Le Danemark est une caricature de ce qu’il ne faut pas faire », selon Benoît Rubin. « Il ne faut pas confondre productivité physique (lait/unité de main-d’œuvre) et productivité en valeur. Les éleveurs empruntent pour rembourser leurs emprunts. Mais, c’est le banquier qui gère les reprises d’exploitation. » Au Pays-Bas, le niveau de reprise se situe autour de 2 500 euros/1 000 l. « Ils raisonnent avec une logique patrimoniale. L’investissement porte essentiellement sur le foncier pas sur le matériel. C’est un investissement sur le long terme. »

Faire des prévisions de trésorerie mensuelles

Les recettes laitières ne sont plus linéaires, même si la production l’est. « Les différentes aides constituent une part non négligeable du revenu. Or elles arrivent quasiment toutes en fin d’année. À l’inverse, le niveau des charges est plus important durant le premier semestre. D’où l’intérêt d’anticiper ses ressources au mois par mois et de financer le trou quand il est prévu, explique Michel Deraedt. Un banquier se laisse beaucoup plus facilement convaincre quand l’éleveur arrive avec une prévision de trésorerie. À défaut d’une bonne gestion de la trésorerie, ce n’est pas que les finances qui vont mal : c’est aussi le moral et la motivation des éleveurs qui descendent très bas."

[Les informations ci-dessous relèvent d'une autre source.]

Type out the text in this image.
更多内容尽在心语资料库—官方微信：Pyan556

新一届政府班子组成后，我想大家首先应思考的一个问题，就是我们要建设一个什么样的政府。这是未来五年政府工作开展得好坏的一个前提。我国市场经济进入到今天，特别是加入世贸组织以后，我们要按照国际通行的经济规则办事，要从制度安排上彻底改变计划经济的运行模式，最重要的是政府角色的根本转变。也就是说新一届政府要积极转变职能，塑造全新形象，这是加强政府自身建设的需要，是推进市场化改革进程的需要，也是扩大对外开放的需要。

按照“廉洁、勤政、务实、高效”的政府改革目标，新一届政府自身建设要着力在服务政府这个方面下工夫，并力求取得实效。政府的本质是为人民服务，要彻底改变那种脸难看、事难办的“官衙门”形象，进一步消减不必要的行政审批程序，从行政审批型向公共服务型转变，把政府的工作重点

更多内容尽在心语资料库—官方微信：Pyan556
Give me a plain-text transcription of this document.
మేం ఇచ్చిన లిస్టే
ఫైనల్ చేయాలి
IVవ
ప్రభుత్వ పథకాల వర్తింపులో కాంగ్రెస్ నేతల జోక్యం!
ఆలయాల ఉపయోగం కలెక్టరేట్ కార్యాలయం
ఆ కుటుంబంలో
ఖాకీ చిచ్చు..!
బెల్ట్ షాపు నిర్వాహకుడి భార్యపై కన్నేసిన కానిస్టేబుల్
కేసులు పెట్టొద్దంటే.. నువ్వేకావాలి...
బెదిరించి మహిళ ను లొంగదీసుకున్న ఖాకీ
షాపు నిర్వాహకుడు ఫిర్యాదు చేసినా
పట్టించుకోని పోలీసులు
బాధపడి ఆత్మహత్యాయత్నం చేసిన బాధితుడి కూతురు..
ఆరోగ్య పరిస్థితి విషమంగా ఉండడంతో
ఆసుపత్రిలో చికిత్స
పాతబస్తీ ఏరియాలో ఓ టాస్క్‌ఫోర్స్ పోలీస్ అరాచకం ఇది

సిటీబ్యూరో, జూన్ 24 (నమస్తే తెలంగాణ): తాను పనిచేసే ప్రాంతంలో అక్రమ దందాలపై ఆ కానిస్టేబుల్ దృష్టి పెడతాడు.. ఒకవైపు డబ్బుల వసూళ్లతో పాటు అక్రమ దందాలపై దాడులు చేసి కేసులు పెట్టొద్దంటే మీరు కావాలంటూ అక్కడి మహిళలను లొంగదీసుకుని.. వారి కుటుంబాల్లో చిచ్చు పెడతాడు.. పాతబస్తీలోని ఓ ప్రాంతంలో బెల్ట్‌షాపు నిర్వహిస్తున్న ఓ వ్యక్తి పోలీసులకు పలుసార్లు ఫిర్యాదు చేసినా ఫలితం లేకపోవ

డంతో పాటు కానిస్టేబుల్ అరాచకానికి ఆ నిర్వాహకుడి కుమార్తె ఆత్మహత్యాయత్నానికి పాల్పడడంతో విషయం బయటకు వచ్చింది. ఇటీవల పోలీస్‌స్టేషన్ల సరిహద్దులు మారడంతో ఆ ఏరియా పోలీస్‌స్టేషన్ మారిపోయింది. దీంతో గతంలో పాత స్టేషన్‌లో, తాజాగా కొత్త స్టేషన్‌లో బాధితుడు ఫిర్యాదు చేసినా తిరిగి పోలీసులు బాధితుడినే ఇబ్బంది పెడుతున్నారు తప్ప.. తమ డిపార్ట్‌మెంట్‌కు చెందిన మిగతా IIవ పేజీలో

Prendre en compte la dimension humaine

Il faut parfois arbitrer entre le coût de l’automatisation et celui du travail. Investir 700 euros/VL de plus dans une TPA plutôt qu’une salle de traite en épi génère une annuité de 58 euros/VL/an, soit 5 800 euros pour un troupeau de 100 vaches. Un surcoût important pour gagner au final environ 183 heures/an sur le temps de traite. « Le coût d’un salarié correspondant à ce temps de travail est d’environ 2 400 euros, soit 3 400 euros de moins. »

Intégrer une ou deux années de crise dans son raisonnement

Les bonnes années, on ne se fixe pas forcément de limites et on prend parfois le risque de s’endetter trop lourdement. On peut vite investir 6 000 - 7 000 euros/VL et plus dans un bâtiment surdimensionné ou en rajoutant des équipements pas toujours indispensables. Cela peut ne plus passer des années comme 2015 et 2016 », souligne Michel Deraedt du BTPL. Ce dernier conseille par conséquent de raisonner et d’anticiper ses investissements en intégrant une ou deux années de crise. Attention également à la tentation de rembourser les petits investissements (racleurs…) sur deux à trois ans.

Abandonner ou reporter les aménagements de confort

En cas de gros investissements, « il ne faut pas hésiter à étaler les annuités sur 15 voire 20 ans, mais attention cela peut pousser à des dépenses supplémentaires". Les prêts à long terme sont d’autant plus envisageables actuellement que les taux d’intérêt sont historiquement bas. « Il faut calculer à l’avance ce que je suis capable de payer pour ne pas se mettre dans le rouge. Si 600 000 euros d’investissement ne passent pas, il faut refaire le projet pour rester dans les clous quitte à enlever ou reporter des aménagements de confort. » Attention également aux bâtiments surdimensionnés en prévision d’un agrandissement. « Certains remplissent vite la surcapacité, d’autres pas. »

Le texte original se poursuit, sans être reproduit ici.